Detecting Multi-Byte Character Encodings

What C/C++ Libraries are there for detecting the multi-byte character encoding (UTF-8, UTF-16, etc) of character array (char*). A bonus would be to also detect when the matcher halted, that is detect prefix match ranges of a given set of a possible encodings.
ICU does character set detection. You must note that, as the ICU documentation states:
This is, at best, an imprecise operation using statistics and
heuristics. Because of this, detection works best if you supply at
least a few hundred bytes of character data that's mostly in a single
language.
If the input is only ASCII, there's no way to detect what should be hone had there been any high-bit-set bytes in the stream. May as well just pick UTF-8 in that case.
As for UTF-8 vs. ISO-8859-x, you could try parsing the input as UTF-8 and fall back to ISO-8859 if the parse fails, but that's about it. There's not really a way to detect which ISO-8859 variant is there. I'd recommend looking at the way Firefox tries to auto-detect, but it's not foolproof and probably depends on knowing the input is HTML.
in general, there is no possibly to detect the character encoding, except if the text has some special mark denoting the encoding. You could heuristically detect an encoding using dictionaries that contain words with characters that are only present in some encodings.
This can of course only be a heuristic and you need to scan the whole text.
Example: "an English text can be written in multiple encodings". This sentence can be written for example using a German codepage. It's indistinguishable from most "western" encodings (including UTF-8) unless you add some special characters (like ä) that are not present in ASCII.

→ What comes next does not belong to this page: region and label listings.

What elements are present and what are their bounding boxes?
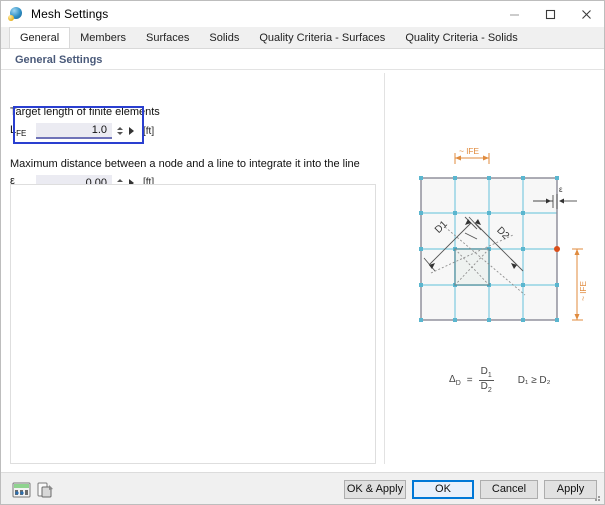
dialog-footer: OK & Apply OK Cancel Apply (1, 472, 604, 504)
window-controls (496, 1, 604, 27)
field-target-length-spinner[interactable] (115, 124, 124, 139)
top-dimension-label: ~ lFE (459, 146, 480, 156)
field-target-length-input[interactable]: 1.0 (36, 123, 112, 139)
tab-members[interactable]: Members (70, 28, 136, 49)
apply-button[interactable]: Apply (544, 480, 597, 499)
tab-general[interactable]: General (9, 27, 71, 49)
formula-numerator: D1 (480, 366, 492, 379)
ok-and-apply-button[interactable]: OK & Apply (344, 480, 406, 499)
maximize-icon[interactable] (532, 1, 568, 27)
tab-content-general: General Settings Target length of finite… (1, 48, 604, 472)
field-target-length-caption: Target length of finite elements (10, 106, 160, 118)
tab-bar: General Members Surfaces Solids Quality … (1, 27, 604, 49)
ok-button[interactable]: OK (412, 480, 474, 499)
right-dimension-label: ~ lFE (578, 280, 588, 301)
illustration-panel: ~ lFE ~ lFE ε D1 D2 (385, 73, 603, 464)
formula-fraction: D1 D2 (478, 366, 494, 395)
field-target-length-symbol: LFE (10, 123, 27, 139)
tab-solids[interactable]: Solids (199, 28, 250, 49)
settings-table-icon[interactable] (11, 480, 31, 498)
field-max-distance-caption: Maximum distance between a node and a li… (10, 158, 360, 170)
field-target-length-apply-icon[interactable] (126, 124, 137, 139)
mesh-sphere-icon (8, 6, 24, 22)
options-placeholder-area (10, 184, 376, 464)
formula-denominator: D2 (480, 381, 492, 395)
epsilon-label: ε (559, 185, 563, 194)
section-title: General Settings (15, 54, 103, 66)
aspect-ratio-formula: ΔD = D1 D2 D₁ ≥ D₂ (449, 366, 551, 395)
minimize-icon[interactable] (496, 1, 532, 27)
mesh-settings-dialog: Mesh Settings General Members Surfaces S… (0, 0, 605, 505)
field-target-length-unit: [ft] (143, 125, 155, 137)
copy-clipboard-icon[interactable] (35, 480, 54, 498)
tab-quality-criteria-solids[interactable]: Quality Criteria - Solids (395, 28, 528, 49)
window-title: Mesh Settings (31, 7, 109, 21)
resize-grip[interactable] (591, 492, 601, 502)
field-target-length: Target length of finite elements LFE 1.0… (10, 106, 160, 139)
mesh-diagram (419, 153, 583, 322)
formula-lhs: ΔD (449, 374, 461, 388)
section-divider (1, 69, 604, 70)
formula-equals: = (466, 375, 473, 387)
close-icon[interactable] (568, 1, 604, 27)
cancel-button[interactable]: Cancel (480, 480, 538, 499)
formula-condition: D₁ ≥ D₂ (517, 375, 551, 387)
title-bar: Mesh Settings (1, 1, 604, 27)
tab-quality-criteria-surfaces[interactable]: Quality Criteria - Surfaces (249, 28, 396, 49)
tab-surfaces[interactable]: Surfaces (135, 28, 200, 49)
field-target-length-value: 1.0 (91, 124, 107, 136)
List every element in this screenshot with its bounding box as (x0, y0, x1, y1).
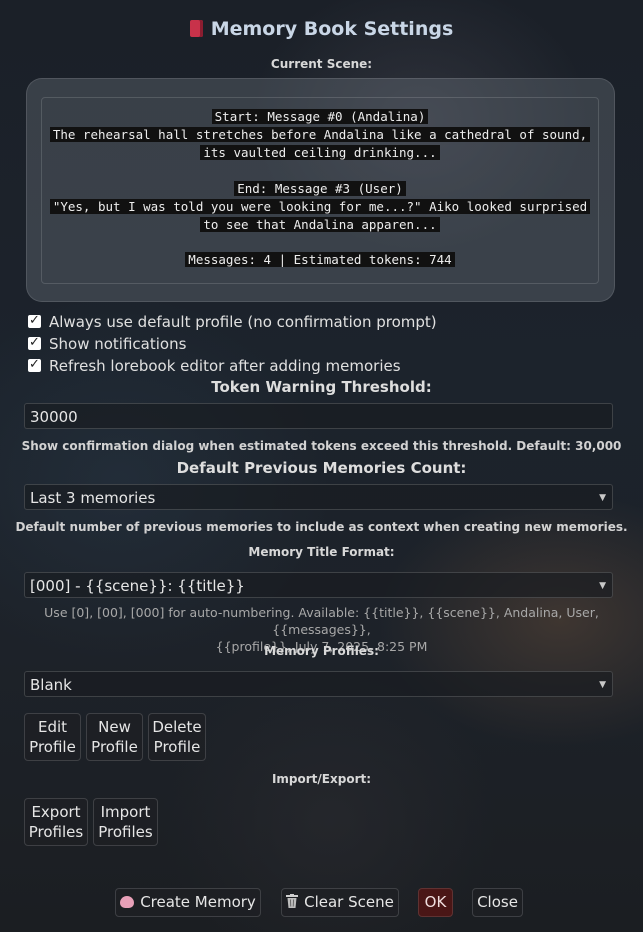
memory-profiles-label: Memory Profiles: (264, 644, 379, 658)
scene-panel: Start: Message #0 (Andalina) The rehears… (26, 78, 615, 302)
option-default-profile[interactable]: Always use default profile (no confirmat… (28, 311, 437, 332)
create-memory-button[interactable]: Create Memory (115, 888, 261, 917)
token-warning-hint: Show confirmation dialog when estimated … (21, 439, 622, 453)
checkbox[interactable] (28, 355, 41, 375)
edit-profile-button[interactable]: Edit Profile (24, 713, 81, 761)
ok-button[interactable]: OK (418, 888, 453, 917)
prev-memories-hint: Default number of previous memories to i… (15, 520, 628, 534)
token-warning-label: Token Warning Threshold: (211, 378, 432, 396)
chevron-down-icon: ▼ (599, 581, 606, 591)
option-refresh-lorebook[interactable]: Refresh lorebook editor after adding mem… (28, 355, 401, 376)
scene-start-line1: The rehearsal hall stretches before Anda… (49, 127, 591, 142)
brain-icon (120, 896, 135, 908)
token-warning-input[interactable]: 30000 (24, 403, 613, 429)
chevron-down-icon: ▼ (599, 680, 606, 690)
scene-start-line2: its vaulted ceiling drinking... (200, 145, 440, 160)
title-format-label: Memory Title Format: (248, 545, 395, 559)
import-export-label: Import/Export: (271, 772, 372, 786)
checkbox[interactable] (28, 333, 41, 353)
memory-profiles-select[interactable]: Blank ▼ (24, 671, 613, 697)
clear-scene-button[interactable]: Clear Scene (281, 888, 399, 917)
prev-memories-select[interactable]: Last 3 memories ▼ (24, 484, 613, 510)
import-profiles-button[interactable]: Import Profiles (93, 798, 158, 846)
scene-preview: Start: Message #0 (Andalina) The rehears… (41, 97, 599, 284)
new-profile-button[interactable]: New Profile (86, 713, 143, 761)
option-show-notifications[interactable]: Show notifications (28, 333, 186, 354)
trash-icon (286, 890, 299, 917)
dialog-title: Memory Book Settings (0, 16, 643, 42)
close-button[interactable]: Close (472, 888, 523, 917)
scene-end-line1: "Yes, but I was told you were looking fo… (49, 199, 591, 214)
export-profiles-button[interactable]: Export Profiles (24, 798, 88, 846)
scene-end-header: End: Message #3 (User) (234, 181, 406, 196)
book-icon (189, 20, 203, 37)
chevron-down-icon: ▼ (599, 493, 606, 503)
title-format-select[interactable]: [000] - {{scene}}: {{title}} ▼ (24, 572, 613, 598)
delete-profile-button[interactable]: Delete Profile (148, 713, 206, 761)
scene-end-line2: to see that Andalina apparen... (200, 217, 440, 232)
scene-start-header: Start: Message #0 (Andalina) (211, 109, 429, 124)
current-scene-label: Current Scene: (270, 57, 373, 71)
scene-stats: Messages: 4 | Estimated tokens: 744 (185, 252, 455, 267)
prev-memories-label: Default Previous Memories Count: (176, 459, 467, 477)
checkbox[interactable] (28, 311, 41, 331)
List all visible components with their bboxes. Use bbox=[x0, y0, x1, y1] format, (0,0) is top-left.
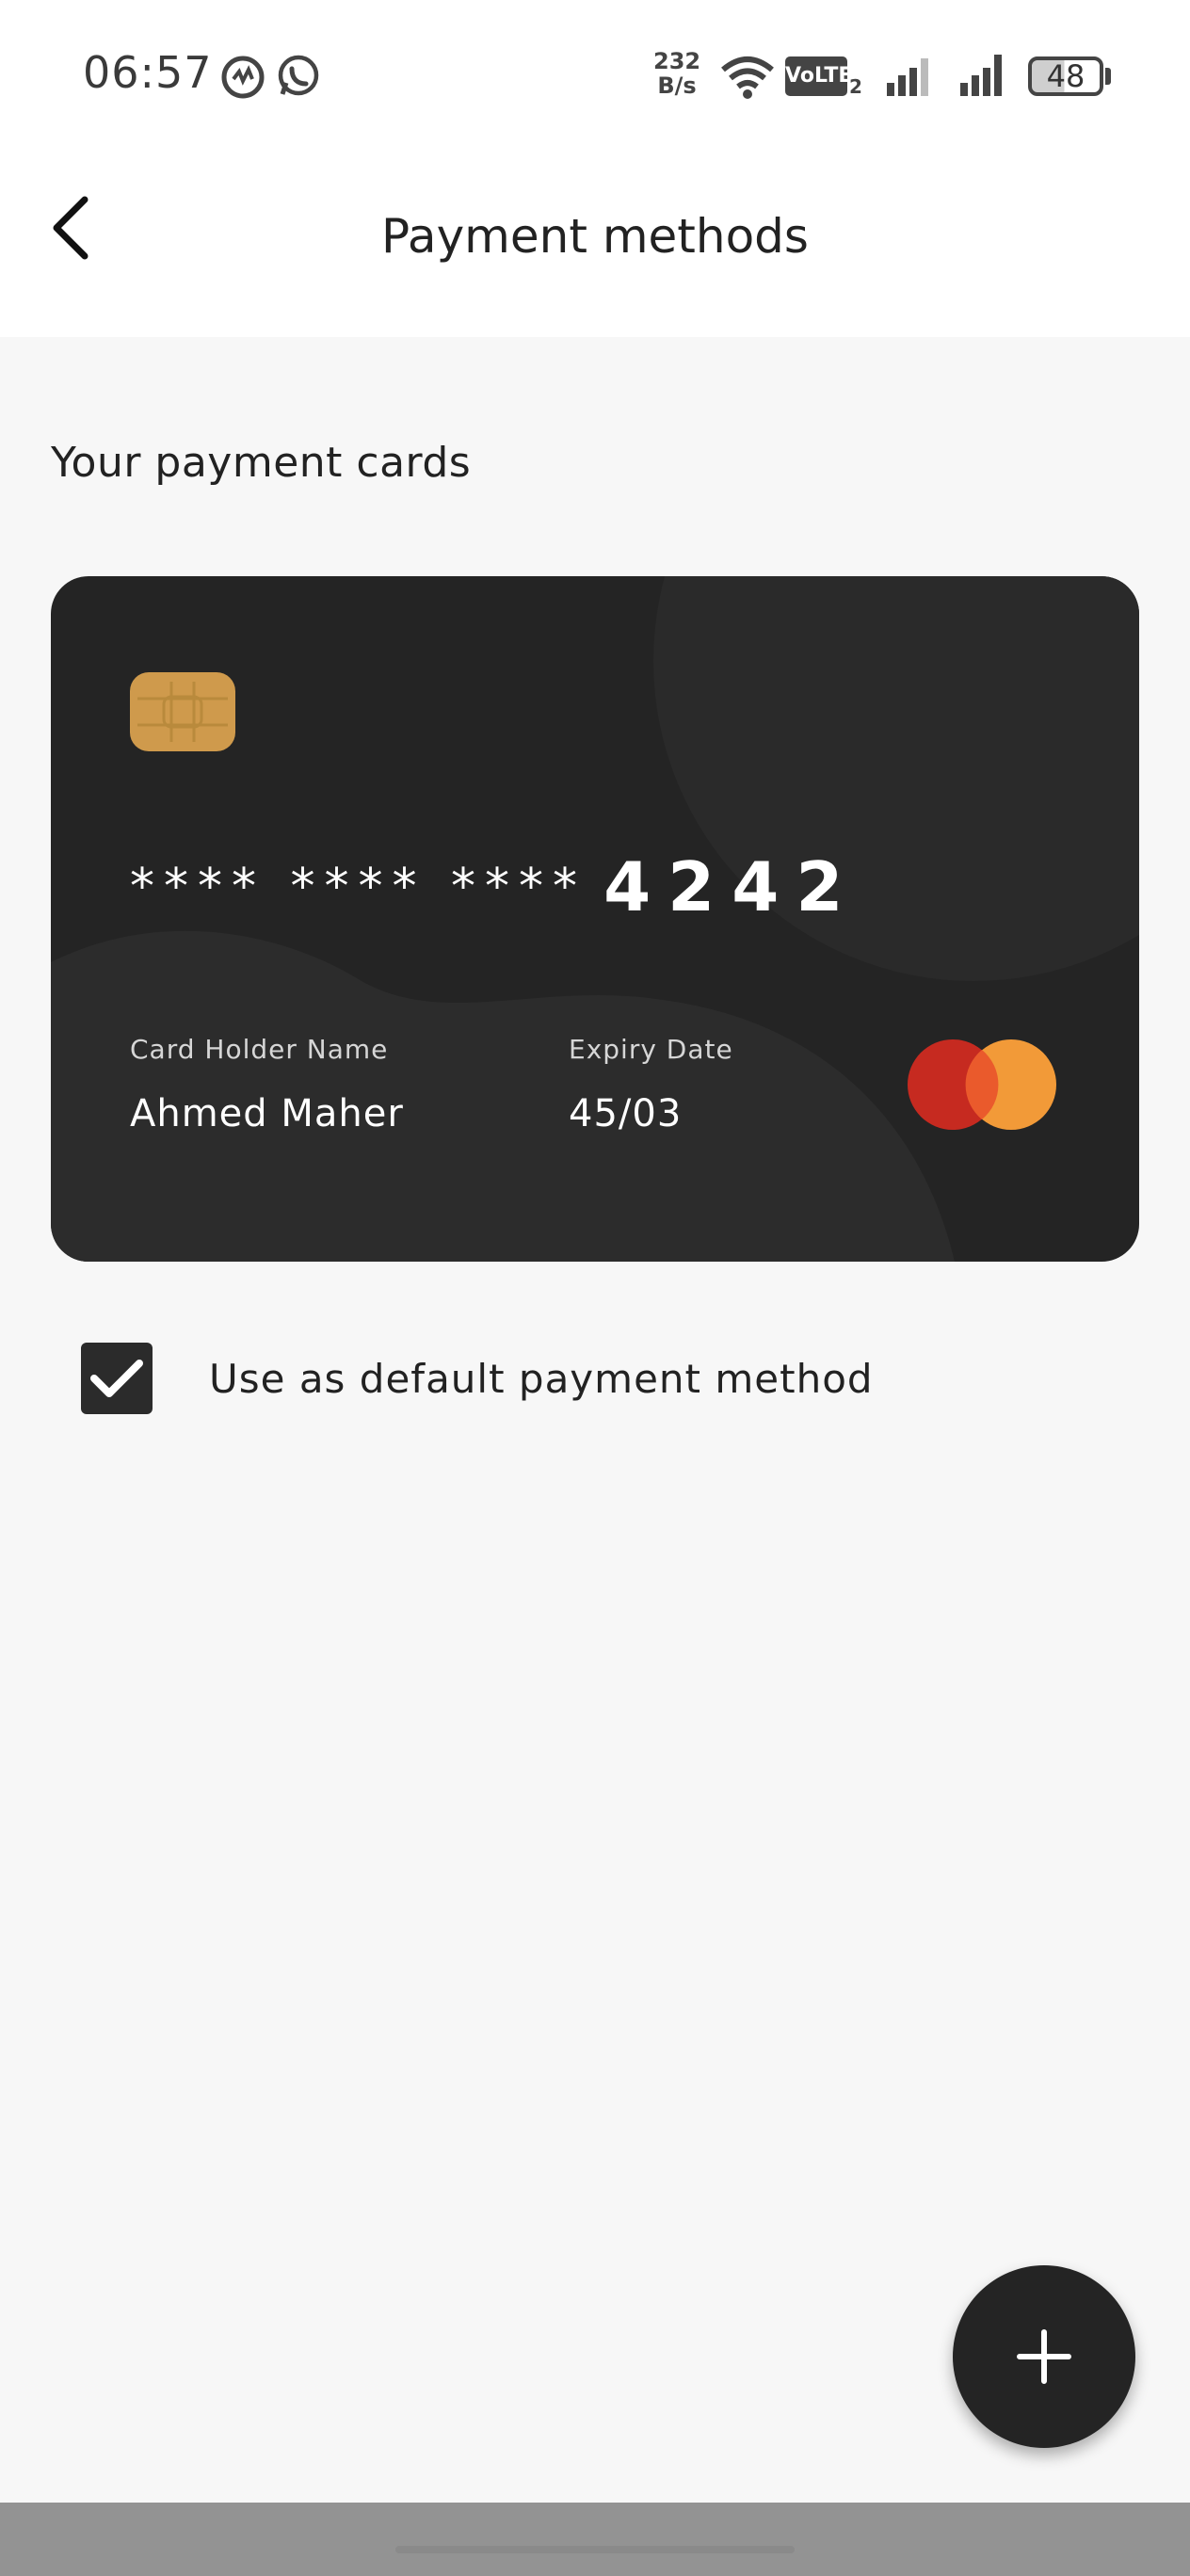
card-number: **** **** **** 4242 bbox=[130, 847, 860, 926]
default-payment-option[interactable]: Use as default payment method bbox=[81, 1343, 1022, 1418]
plus-icon bbox=[1017, 2329, 1071, 2384]
signal-sim2-icon bbox=[960, 55, 1002, 96]
volte-badge: VoLTE bbox=[785, 56, 852, 96]
section-title: Your payment cards bbox=[51, 439, 472, 487]
expiry-label: Expiry Date bbox=[569, 1034, 733, 1065]
card-number-masked: **** **** **** bbox=[130, 859, 587, 915]
expiry-value: 45/03 bbox=[569, 1092, 683, 1135]
add-card-button[interactable] bbox=[953, 2265, 1135, 2448]
app-notification-icon bbox=[221, 56, 265, 99]
wifi-icon bbox=[721, 56, 774, 99]
battery-indicator: 48 bbox=[1028, 56, 1103, 96]
signal-sim1-icon bbox=[887, 58, 928, 96]
payment-card[interactable]: **** **** **** 4242 Card Holder Name Ahme… bbox=[51, 576, 1139, 1262]
checkmark-icon bbox=[90, 1360, 143, 1397]
card-number-last4: 4242 bbox=[603, 847, 860, 926]
default-payment-checkbox[interactable] bbox=[81, 1343, 153, 1414]
card-holder-name: Ahmed Maher bbox=[130, 1092, 404, 1135]
card-chip bbox=[130, 672, 235, 751]
chip-icon bbox=[137, 682, 228, 742]
page-title: Payment methods bbox=[381, 209, 809, 264]
system-nav-bar bbox=[0, 2503, 1190, 2576]
default-payment-label: Use as default payment method bbox=[209, 1356, 874, 1402]
status-bar: 06:57 232 B/s VoLTE 2 48 bbox=[0, 0, 1190, 151]
whatsapp-icon bbox=[278, 55, 319, 96]
app-header: Payment methods bbox=[0, 151, 1190, 337]
mastercard-logo-icon bbox=[908, 1039, 1056, 1130]
battery-tip bbox=[1105, 68, 1111, 85]
home-gesture-handle[interactable] bbox=[395, 2546, 795, 2553]
status-time: 06:57 bbox=[83, 47, 213, 98]
network-speed: 232 B/s bbox=[653, 49, 700, 98]
network-speed-unit: B/s bbox=[657, 72, 697, 99]
network-speed-value: 232 bbox=[653, 48, 701, 74]
volte-sim-number: 2 bbox=[849, 75, 862, 98]
card-holder-label: Card Holder Name bbox=[130, 1034, 389, 1065]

Converting wide char string to lowercase in C++

How do I convert a wchar_t string from upper case to lower case in C++?
The string contains a mixture of Japanese, Chinese, German and Greek characters.
I thought about using towlower...
http://msdn.microsoft.com/en-us/library/8h19t214%28VS.80%29.aspx
.. but the documentation says that:
The case conversion of towlower is locale-specific. Only the characters relevant to the current locale are changed in case.
Edit: Maybe I should describe what I'm doing. I receive a Unicode search query from a user. It's originally in UTF-8 encoding, but I'm converting it to a widechar (I may be wrong on the wording). My debugger (VS2008) correctly shows the Japanese, German, etc characters in in the "variable quick watch". I need to go through another set of data in Unicode and find matches of the search string. While this is no problem for me to do when the search is case sensitive, it's more problematic to do it case insensitive. My (maybe naive) approach to solve the problem would be to convert all input data and output data to lower case and then compare it.
If your string contains all those characters, the codeset must be Unicode-based. If implemented properly, Unicode (Chapter 4 'Character Properties') defines character properties including whether the character is upper case and the lower case mapping, and so on.
Given that preamble, the towlower() function from <wctype.h> is the correct tool to use. If it doesn't do the job, you have a QoI (Quality of Implementation) problem to discuss with your vendor. If you find the vendor unresponsive, then look at alternative libraries. In this case, you might consider ICU (International Components for Unicode).
You have a nasty problem in hand. A Japanese locale will not help converting German and vice versa. There are languages which do not have the concept of captalization either (toupper and friends would be a no-op here, I suppose). So, can you break up your string into individual chunks of words from the same language? If you can then you can convert the pieces and string them up.
This SO answer shows how to work with facets to work with several locales. If this is on Windows, you can consider using win32 API functions, if you can work with C++.NET (managed C++), you can use the char.ToLower and string.ToLower functions, which are Unicode compliant.
Have a look at _wcslwr_l in <wchar.h> (MSDN).
You should be able to run the function on the input for each of the locales.